Fix built in libvirt-0.6.3-31.el5
The bug has been fixed in libvirt-0.6.3-31.el5
1) Command "lspci" output pci devices in the system:
05:00.0 Ethernet controller: Intel Corporation 82576 Gigabit Network Connection (rev 01)
05:00.1 Ethernet controller: Intel Corporation 82576 Gigabit Network Connection (rev 01)
06:00.0 Ethernet controller: Intel Corporation 82576 Gigabit Network Connection (rev 01)
06:00.1 Ethernet controller: Intel Corporation 82576 Gigabit Network Connection (rev 01)
2) ./lspci -vvv , it show the device no ACS function
Capabilities:  Alternative Routing-ID Interpretation (ARI)
ARICap: MFVC- ACS-, Next Function: 0
ARICtl: MFVC- ACS-, Function Group: 0
3) Using "virsh nodedev-dettach" to hid all of PF of the NIC
one example :virsh nodedev-dettach pci_8086_10e8
4) add the xml description of PF that is ready to be assigned to vm into the xml description of the vm , like the follows:
<hostdev mode='subsystem' type='pci'>
<address bus='6' slot='0' function='1'/>
5) Tried to assign any PF to HVM guest and the ACS filtering code prevented
the guest creation as we expected
error: Failed to start domain hvm_acs_test
error: this function is not supported by the hypervisor: Device 0000:06:00.1 is behind a switch lacking ACS and cannot be assigned
The test is performed on kvm hypervisor
# rpm -qa|grep kvm
Note that in Comment #23, step 2 is not showing the device's lack of ACS support. ACS support for a PCIe device is described in its own PCIe capability. The description in Comment #18 shows this w/ a modified lspci binary (just first line of capability entry shown here):
Capabilities:  Access Control Services
With a standard RHEL 5 lspci, you'd see an unknown PCIe capability such as:
Capabilities:  Unknown (13)
In the above example the '150' is a device specific offset into the PCIe Extended Configuration Space where the Capability is described. So '150' is not special here and may be different for different PCIe functions (just needs to be greater than 0xFF). The PCIe Capability ID for ACS is 0xD (13). So the string "Access Control Services" (using my patched lspci binary) or the string "Unknown (13)" are the important bit here.

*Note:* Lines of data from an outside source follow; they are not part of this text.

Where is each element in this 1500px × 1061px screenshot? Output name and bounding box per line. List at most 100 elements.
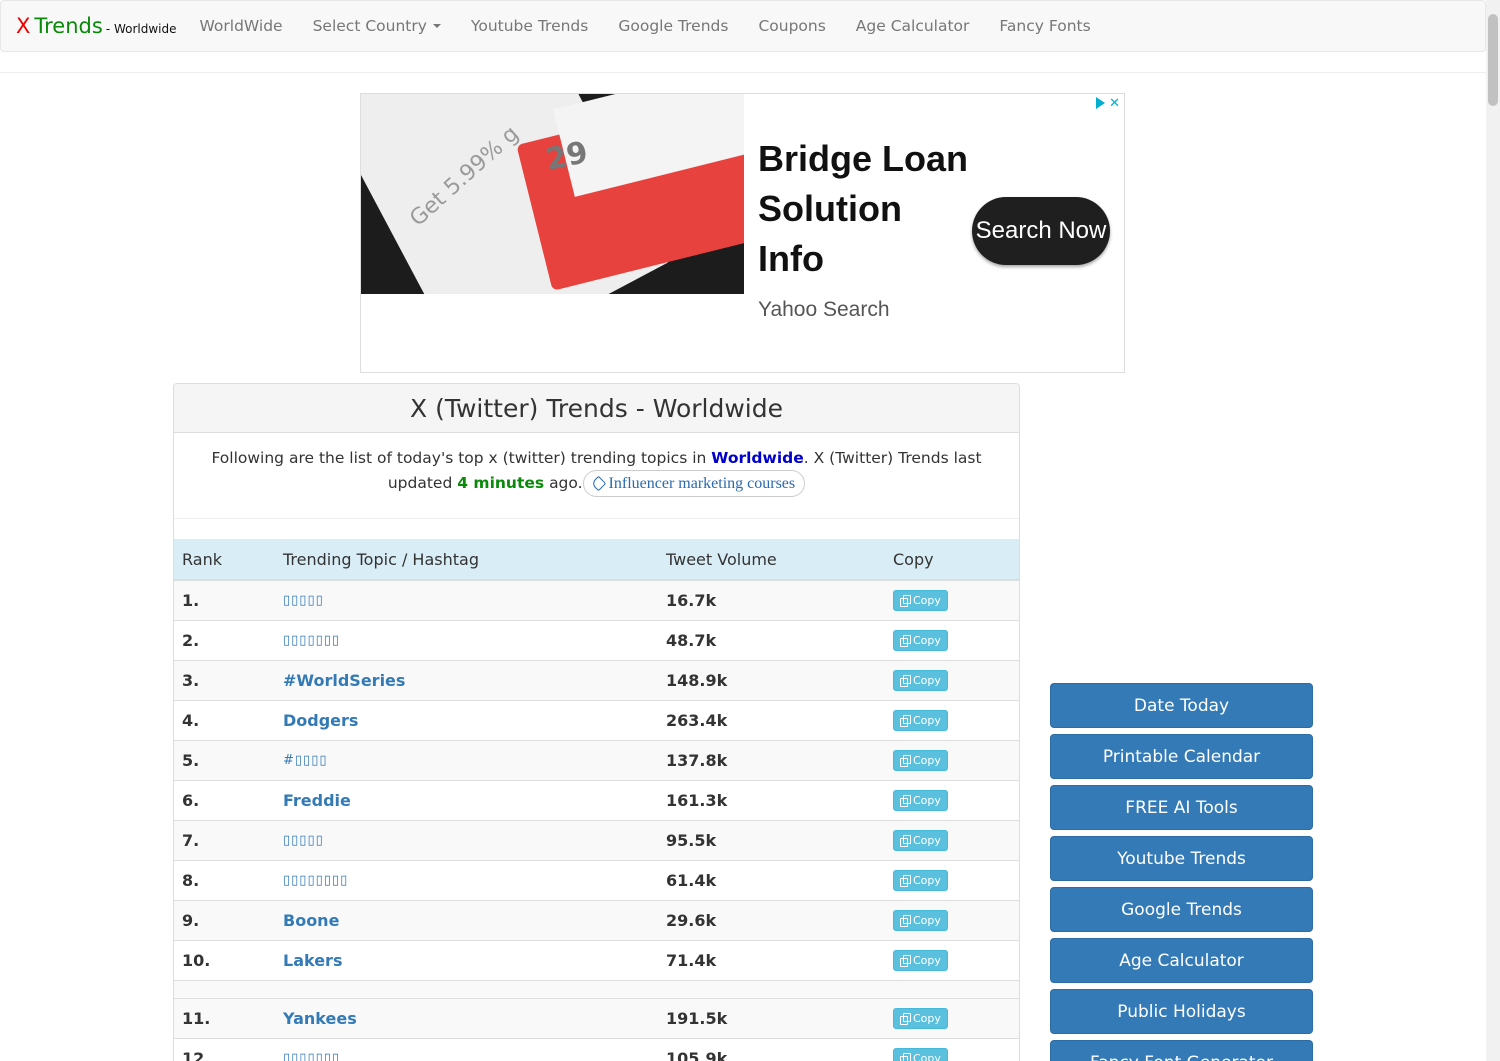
trends-table: Rank Trending Topic / Hashtag Tweet Volu… <box>174 539 1019 1061</box>
topic-link[interactable]: ▯▯▯▯▯ <box>275 579 658 620</box>
copy-button[interactable]: Copy <box>893 749 948 771</box>
sidebar-public-holidays-button[interactable]: Public Holidays <box>1050 989 1313 1034</box>
caret-down-icon <box>432 24 441 28</box>
topic-link[interactable]: #WorldSeries <box>275 659 658 700</box>
sidebar-age-calculator-button[interactable]: Age Calculator <box>1050 938 1313 983</box>
promo-label: Influencer marketing courses <box>608 475 796 492</box>
rank-cell: 10. <box>174 939 275 980</box>
copy-button-label: Copy <box>913 1051 941 1061</box>
rank-cell: 9. <box>174 899 275 940</box>
nav-worldwide[interactable]: WorldWide <box>185 17 298 35</box>
topic-link[interactable]: Lakers <box>275 939 658 980</box>
sidebar-google-trends-button[interactable]: Google Trends <box>1050 887 1313 932</box>
copy-icon <box>900 1012 911 1025</box>
sidebar-date-today-button[interactable]: Date Today <box>1050 683 1313 728</box>
table-row: 1. ▯▯▯▯▯ 16.7k Copy <box>174 579 1019 620</box>
copy-button[interactable]: Copy <box>893 949 948 971</box>
copy-cell: Copy <box>885 619 1019 660</box>
topic-link[interactable]: Freddie <box>275 779 658 820</box>
copy-button[interactable]: Copy <box>893 629 948 651</box>
sidebar-free-ai-tools-button[interactable]: FREE AI Tools <box>1050 785 1313 830</box>
topic-link[interactable]: ▯▯▯▯▯▯▯▯ <box>275 859 658 900</box>
tag-icon <box>590 475 606 492</box>
copy-icon <box>900 594 911 607</box>
topic-link[interactable]: Yankees <box>275 997 658 1038</box>
rank-cell: 4. <box>174 699 275 740</box>
copy-icon <box>900 634 911 647</box>
copy-button-label: Copy <box>913 873 941 887</box>
copy-button-label: Copy <box>913 1011 941 1025</box>
rank-cell: 7. <box>174 819 275 860</box>
table-row: 2. ▯▯▯▯▯▯▯ 48.7k Copy <box>174 619 1019 660</box>
topic-link[interactable]: ▯▯▯▯▯▯▯ <box>275 619 658 660</box>
copy-cell: Copy <box>885 819 1019 860</box>
ad-search-now-button[interactable]: Search Now <box>972 197 1110 265</box>
copy-button-label: Copy <box>913 753 941 767</box>
copy-icon <box>900 874 911 887</box>
rank-cell: 11. <box>174 997 275 1038</box>
trends-panel: X (Twitter) Trends - Worldwide Following… <box>173 383 1020 1061</box>
copy-cell: Copy <box>885 1037 1019 1061</box>
copy-cell: Copy <box>885 779 1019 820</box>
rank-cell: 2. <box>174 619 275 660</box>
location-link[interactable]: Worldwide <box>711 449 804 467</box>
page-scrollbar[interactable] <box>1486 0 1500 1061</box>
ad-choices[interactable]: ✕ <box>1096 96 1120 111</box>
sidebar-youtube-trends-button[interactable]: Youtube Trends <box>1050 836 1313 881</box>
brand-x: X <box>16 14 31 38</box>
copy-icon <box>900 1052 911 1061</box>
copy-button-label: Copy <box>913 713 941 727</box>
nav-age-calculator[interactable]: Age Calculator <box>841 17 985 35</box>
site-brand[interactable]: X Trends - Worldwide <box>1 14 177 38</box>
copy-button[interactable]: Copy <box>893 829 948 851</box>
sidebar-fancy-font-generator-button[interactable]: Fancy Font Generator <box>1050 1040 1313 1061</box>
topic-link[interactable]: ▯▯▯▯▯▯▯ <box>275 1037 658 1061</box>
nav-fancy-fonts[interactable]: Fancy Fonts <box>984 17 1105 35</box>
header-copy: Copy <box>885 539 1019 581</box>
divider <box>0 72 1486 73</box>
copy-cell: Copy <box>885 659 1019 700</box>
rank-cell: 3. <box>174 659 275 700</box>
copy-button[interactable]: Copy <box>893 589 948 611</box>
ad-close-icon[interactable]: ✕ <box>1109 96 1120 111</box>
copy-button-label: Copy <box>913 673 941 687</box>
scrollbar-thumb[interactable] <box>1488 14 1498 106</box>
ad-image[interactable]: Get 5.99% g 29 <box>361 94 744 294</box>
panel-title: X (Twitter) Trends - Worldwide <box>174 384 1019 433</box>
nav-youtube-trends[interactable]: Youtube Trends <box>456 17 603 35</box>
volume-cell: 148.9k <box>658 659 885 700</box>
trends-table-body: 1. ▯▯▯▯▯ 16.7k Copy 2. ▯▯▯▯▯▯▯ 48.7k Copy 3. #Wor… <box>174 579 1019 1061</box>
copy-button[interactable]: Copy <box>893 709 948 731</box>
copy-icon <box>900 794 911 807</box>
sidebar-printable-calendar-button[interactable]: Printable Calendar <box>1050 734 1313 779</box>
rank-cell: 12. <box>174 1037 275 1061</box>
updated-time: 4 minutes <box>457 474 545 492</box>
topic-link[interactable]: Dodgers <box>275 699 658 740</box>
topic-link[interactable]: #▯▯▯▯ <box>275 739 658 780</box>
copy-icon <box>900 674 911 687</box>
header-topic: Trending Topic / Hashtag <box>275 539 658 581</box>
promo-chip[interactable]: Influencer marketing courses <box>582 470 806 497</box>
nav-select-country[interactable]: Select Country <box>298 17 456 35</box>
table-row: 5. #▯▯▯▯ 137.8k Copy <box>174 739 1019 780</box>
topic-link[interactable]: Boone <box>275 899 658 940</box>
rank-cell: 1. <box>174 579 275 620</box>
header-volume: Tweet Volume <box>658 539 885 581</box>
table-row: 7. ▯▯▯▯▯ 95.5k Copy <box>174 819 1019 860</box>
table-row: 4. Dodgers 263.4k Copy <box>174 699 1019 740</box>
copy-button[interactable]: Copy <box>893 789 948 811</box>
nav-coupons[interactable]: Coupons <box>743 17 840 35</box>
copy-button[interactable]: Copy <box>893 1047 948 1061</box>
copy-button-label: Copy <box>913 633 941 647</box>
volume-cell: 95.5k <box>658 819 885 860</box>
nav-google-trends[interactable]: Google Trends <box>603 17 743 35</box>
topic-link[interactable]: ▯▯▯▯▯ <box>275 819 658 860</box>
ad-headline[interactable]: Bridge Loan Solution Info <box>758 134 968 284</box>
advertisement[interactable]: Get 5.99% g 29 ✕ Bridge Loan Solution In… <box>360 93 1125 373</box>
copy-button[interactable]: Copy <box>893 869 948 891</box>
copy-cell: Copy <box>885 859 1019 900</box>
copy-button[interactable]: Copy <box>893 1007 948 1029</box>
copy-button[interactable]: Copy <box>893 909 948 931</box>
copy-button[interactable]: Copy <box>893 669 948 691</box>
rank-cell: 8. <box>174 859 275 900</box>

If you are not using a patched lspci binary it's much more difficult to describe what to look for to see ACS support enabled (easy to see whether it's capable or not by the (lack of) existance of "Capabilities: [???] Unknown (13)"). But I can see you are using the patched lspci since it is properly parsing the ARI Capability.
Got your point, thank you. If there is no ACS capability in isolation for a PCIe device using patched lscpi, it means the PCIe device has no ACS support, right?
Comment #18 shows the device with ACS support could print out a separate capability description.
And from the step 5 in Comment #23, it reports expected errors. Whether or not that can indicate the right PCIe device used for the verification?
An advisory has been issued which should help the problem
described in this bug report. This report is therefore being
closed with a resolution of ERRATA. For more information
on therefore solution and/or where to find the updated files,
please follow the link below. You may reopen this bug report
if the solution does not work for you.